As described above, the following effects can be obtained in the mounting structure of the power supply unit of the high-frequency heating device of the first aspect.

(1) In a state where the printed board is mounted on the resin mounting board, the projected board protrudes from a slit portion provided between the high-voltage different-polarity terminals of the printed board. In this configuration, insects such as cockroaches cannot exist in a form in which both terminals are in contact with each other. Therefore, it is possible to provide a safe high-frequency heating device in which sparks caused by insects such as cockroaches between the terminals and danger modes derived from the sparks (ignition and smoke in a continuous spark due to carbonization of the substrate) do not occur at all.

(2) Since the resin, which is an insulating material, is interposed in the slit portion, the insulation performance is significantly improved as compared with the case where the slit space is left as it is, and the insulation distance is also reduced in consideration of the protruding portion in the slit. It becomes longer and the insulation performance is further improved. Therefore, the distance between the high voltage terminals can be designed to be short, and the space saving of the printed circuit board can be realized.

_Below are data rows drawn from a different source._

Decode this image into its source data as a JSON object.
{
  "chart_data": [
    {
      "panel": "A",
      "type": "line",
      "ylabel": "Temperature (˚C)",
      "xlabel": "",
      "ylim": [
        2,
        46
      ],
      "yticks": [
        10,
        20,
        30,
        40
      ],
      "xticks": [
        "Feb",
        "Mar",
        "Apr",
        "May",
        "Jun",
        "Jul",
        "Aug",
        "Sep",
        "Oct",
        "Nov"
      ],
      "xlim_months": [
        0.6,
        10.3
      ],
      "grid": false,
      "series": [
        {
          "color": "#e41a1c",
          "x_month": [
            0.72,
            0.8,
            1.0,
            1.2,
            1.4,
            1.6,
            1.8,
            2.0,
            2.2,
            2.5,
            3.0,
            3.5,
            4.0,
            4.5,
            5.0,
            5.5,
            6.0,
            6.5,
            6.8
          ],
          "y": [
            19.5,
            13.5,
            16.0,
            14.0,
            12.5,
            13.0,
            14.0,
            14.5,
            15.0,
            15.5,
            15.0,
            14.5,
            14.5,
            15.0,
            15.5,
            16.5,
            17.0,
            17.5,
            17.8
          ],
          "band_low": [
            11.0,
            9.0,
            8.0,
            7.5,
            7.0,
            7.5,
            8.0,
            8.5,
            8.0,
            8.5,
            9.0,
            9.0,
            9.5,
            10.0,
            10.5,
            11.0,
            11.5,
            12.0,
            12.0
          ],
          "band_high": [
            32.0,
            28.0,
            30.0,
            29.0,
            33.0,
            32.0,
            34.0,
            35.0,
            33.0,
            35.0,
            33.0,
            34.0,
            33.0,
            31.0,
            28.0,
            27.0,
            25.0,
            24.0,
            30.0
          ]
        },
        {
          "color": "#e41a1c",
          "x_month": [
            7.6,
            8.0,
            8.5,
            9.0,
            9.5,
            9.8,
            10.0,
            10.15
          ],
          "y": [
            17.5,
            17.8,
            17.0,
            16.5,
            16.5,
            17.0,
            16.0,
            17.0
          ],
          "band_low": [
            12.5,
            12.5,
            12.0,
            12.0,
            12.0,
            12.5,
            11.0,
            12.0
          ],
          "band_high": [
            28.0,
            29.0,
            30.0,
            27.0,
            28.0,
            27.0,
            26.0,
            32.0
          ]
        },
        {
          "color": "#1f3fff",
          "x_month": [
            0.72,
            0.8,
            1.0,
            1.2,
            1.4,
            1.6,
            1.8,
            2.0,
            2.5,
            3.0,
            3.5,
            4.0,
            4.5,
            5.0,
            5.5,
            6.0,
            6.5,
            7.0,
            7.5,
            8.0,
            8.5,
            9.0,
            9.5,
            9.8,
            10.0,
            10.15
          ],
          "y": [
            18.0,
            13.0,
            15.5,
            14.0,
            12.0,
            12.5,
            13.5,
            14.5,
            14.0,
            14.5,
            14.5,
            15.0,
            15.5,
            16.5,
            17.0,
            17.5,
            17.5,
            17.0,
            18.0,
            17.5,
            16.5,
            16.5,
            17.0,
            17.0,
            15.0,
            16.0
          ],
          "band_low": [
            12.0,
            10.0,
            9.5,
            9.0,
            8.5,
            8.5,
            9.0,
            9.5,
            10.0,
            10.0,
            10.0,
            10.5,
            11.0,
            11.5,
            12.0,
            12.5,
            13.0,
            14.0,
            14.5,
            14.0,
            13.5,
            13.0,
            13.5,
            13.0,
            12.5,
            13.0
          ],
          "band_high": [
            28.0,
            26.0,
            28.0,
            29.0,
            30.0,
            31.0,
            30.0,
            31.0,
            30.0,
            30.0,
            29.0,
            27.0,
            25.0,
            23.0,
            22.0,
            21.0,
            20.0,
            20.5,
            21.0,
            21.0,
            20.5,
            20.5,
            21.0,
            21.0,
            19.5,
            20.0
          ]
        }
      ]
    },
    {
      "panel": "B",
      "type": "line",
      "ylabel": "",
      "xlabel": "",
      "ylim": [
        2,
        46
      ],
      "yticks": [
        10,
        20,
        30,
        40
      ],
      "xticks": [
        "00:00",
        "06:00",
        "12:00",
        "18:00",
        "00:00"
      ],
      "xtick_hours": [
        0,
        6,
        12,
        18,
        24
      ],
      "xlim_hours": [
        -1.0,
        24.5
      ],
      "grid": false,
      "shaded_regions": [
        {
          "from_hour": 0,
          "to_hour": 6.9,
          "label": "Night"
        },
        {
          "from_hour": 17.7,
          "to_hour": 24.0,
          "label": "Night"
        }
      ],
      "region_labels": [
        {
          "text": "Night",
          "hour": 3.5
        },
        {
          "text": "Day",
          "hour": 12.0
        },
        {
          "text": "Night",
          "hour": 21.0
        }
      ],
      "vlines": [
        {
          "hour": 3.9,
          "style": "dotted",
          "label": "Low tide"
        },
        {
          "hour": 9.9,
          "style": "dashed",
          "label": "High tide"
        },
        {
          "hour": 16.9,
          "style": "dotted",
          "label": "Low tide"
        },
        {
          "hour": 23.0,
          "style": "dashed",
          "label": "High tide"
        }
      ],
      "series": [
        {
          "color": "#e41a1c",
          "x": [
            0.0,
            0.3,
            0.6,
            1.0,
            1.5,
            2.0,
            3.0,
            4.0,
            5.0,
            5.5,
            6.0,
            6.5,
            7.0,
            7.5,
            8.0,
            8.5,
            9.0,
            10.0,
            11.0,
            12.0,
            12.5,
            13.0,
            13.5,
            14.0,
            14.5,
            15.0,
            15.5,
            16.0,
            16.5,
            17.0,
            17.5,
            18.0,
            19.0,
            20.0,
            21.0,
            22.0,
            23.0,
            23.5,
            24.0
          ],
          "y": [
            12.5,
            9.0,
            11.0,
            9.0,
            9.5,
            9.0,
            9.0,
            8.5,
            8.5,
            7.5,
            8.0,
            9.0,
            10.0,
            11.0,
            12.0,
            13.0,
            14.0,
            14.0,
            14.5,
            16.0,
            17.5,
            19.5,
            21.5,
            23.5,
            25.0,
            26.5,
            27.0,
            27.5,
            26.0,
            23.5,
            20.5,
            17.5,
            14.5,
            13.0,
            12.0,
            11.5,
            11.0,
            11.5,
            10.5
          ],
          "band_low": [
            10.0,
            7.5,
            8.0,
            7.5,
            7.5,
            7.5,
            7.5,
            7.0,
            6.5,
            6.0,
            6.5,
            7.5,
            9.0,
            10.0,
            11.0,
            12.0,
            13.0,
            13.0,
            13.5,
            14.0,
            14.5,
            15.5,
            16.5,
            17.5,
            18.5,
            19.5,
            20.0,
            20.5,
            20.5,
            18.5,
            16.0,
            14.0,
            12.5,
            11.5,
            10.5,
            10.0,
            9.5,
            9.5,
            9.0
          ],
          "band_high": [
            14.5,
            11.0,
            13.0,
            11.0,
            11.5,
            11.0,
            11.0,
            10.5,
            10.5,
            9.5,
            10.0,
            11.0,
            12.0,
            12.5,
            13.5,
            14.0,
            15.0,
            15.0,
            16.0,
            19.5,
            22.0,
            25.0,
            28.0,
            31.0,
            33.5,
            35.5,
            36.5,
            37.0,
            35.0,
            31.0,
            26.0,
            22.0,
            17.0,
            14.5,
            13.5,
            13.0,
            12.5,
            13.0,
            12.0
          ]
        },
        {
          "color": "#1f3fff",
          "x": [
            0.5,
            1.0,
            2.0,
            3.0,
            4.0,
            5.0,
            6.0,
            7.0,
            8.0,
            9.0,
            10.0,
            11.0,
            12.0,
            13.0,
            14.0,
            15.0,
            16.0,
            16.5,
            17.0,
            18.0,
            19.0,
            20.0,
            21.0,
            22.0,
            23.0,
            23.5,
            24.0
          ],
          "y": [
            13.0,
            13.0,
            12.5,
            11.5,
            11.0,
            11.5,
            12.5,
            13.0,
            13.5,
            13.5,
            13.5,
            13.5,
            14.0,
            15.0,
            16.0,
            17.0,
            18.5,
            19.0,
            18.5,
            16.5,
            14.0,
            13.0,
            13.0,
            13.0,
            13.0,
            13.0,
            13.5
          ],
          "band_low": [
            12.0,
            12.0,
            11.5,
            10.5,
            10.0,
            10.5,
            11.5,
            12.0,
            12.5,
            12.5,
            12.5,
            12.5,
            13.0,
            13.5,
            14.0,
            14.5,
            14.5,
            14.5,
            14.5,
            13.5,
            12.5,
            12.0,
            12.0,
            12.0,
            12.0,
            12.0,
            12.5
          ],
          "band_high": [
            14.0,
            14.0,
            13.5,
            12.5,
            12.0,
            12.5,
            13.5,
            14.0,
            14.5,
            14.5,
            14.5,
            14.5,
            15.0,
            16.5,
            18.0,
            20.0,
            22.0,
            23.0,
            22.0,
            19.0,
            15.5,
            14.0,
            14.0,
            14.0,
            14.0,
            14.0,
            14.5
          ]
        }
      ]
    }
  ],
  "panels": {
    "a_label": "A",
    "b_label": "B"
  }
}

[Brief description of the drawings]

FIG. 1 is a perspective view of a main part of a power supply unit of a high-frequency heating device according to an embodiment of the present invention.

FIG. 2 is a perspective view of a main part showing a mounting structure of a power supply unit of the high-frequency heating device according to one embodiment of the present invention.

FIG. 3 is a sectional view of a main part of the slit and the protruding portion.

FIG. 4 is a circuit diagram of the power supply unit.

5A is a sectional view of a slit of a conventional printed circuit board, and FIG.

FIG. 6 is a sectional view of a conventional printed circuit board and a resin mounting plate.

[Explanation of symbols]

 Reference Signs List 5 unidirectional power supply unit 7 step-up transformer 8 switching means 10 power conversion unit 16 magnetron drive circuit 17 printed circuit board 18 magnetron 24 resin mounting plate 25 protruding plate 26 protruding plate 27 protruding plate 28 slit 29 slit 30 slit

────────────────────────────────────────────────── ─── Continuing on the front page (72) Inventor Hisashi Morikawa 1006 Kazuma Kadoma, Osaka Prefecture Matsushita Electric Industrial Co., Ltd. (58) Field surveyed (Int.Cl. ⁶ , DB name) H05B ⁶ /64- 6/68

Claims (1)

(57) [Claims] 1. A unidirectional power supply, switching means including at least one semiconductor element, a power converter for switching power from the unidirectional power supply by the switching means to convert the power into high-frequency power, and the power converter. Step-up transformer for boosting the voltage of the unit, a magnetron for irradiating electromagnetic wave energy, a magnetron drive circuit for doubling the output of the secondary side of the step-up transformer to drive the magnetron, the unidirectional power supply, the switching means, and the A power conversion unit and a booster transformer and the magnetron drive circuit comprising a printed circuit board on the same or a plurality of substrates, and a resin mounting plate for mounting the printed circuit board, the printed circuit board between the terminals of the magnetron drive circuit A slit is provided, and the resin mounting plate is Mounting structure of the power supply portion of the high-frequency heating apparatus from the slit of the PC board and the structure projecting the resin structure.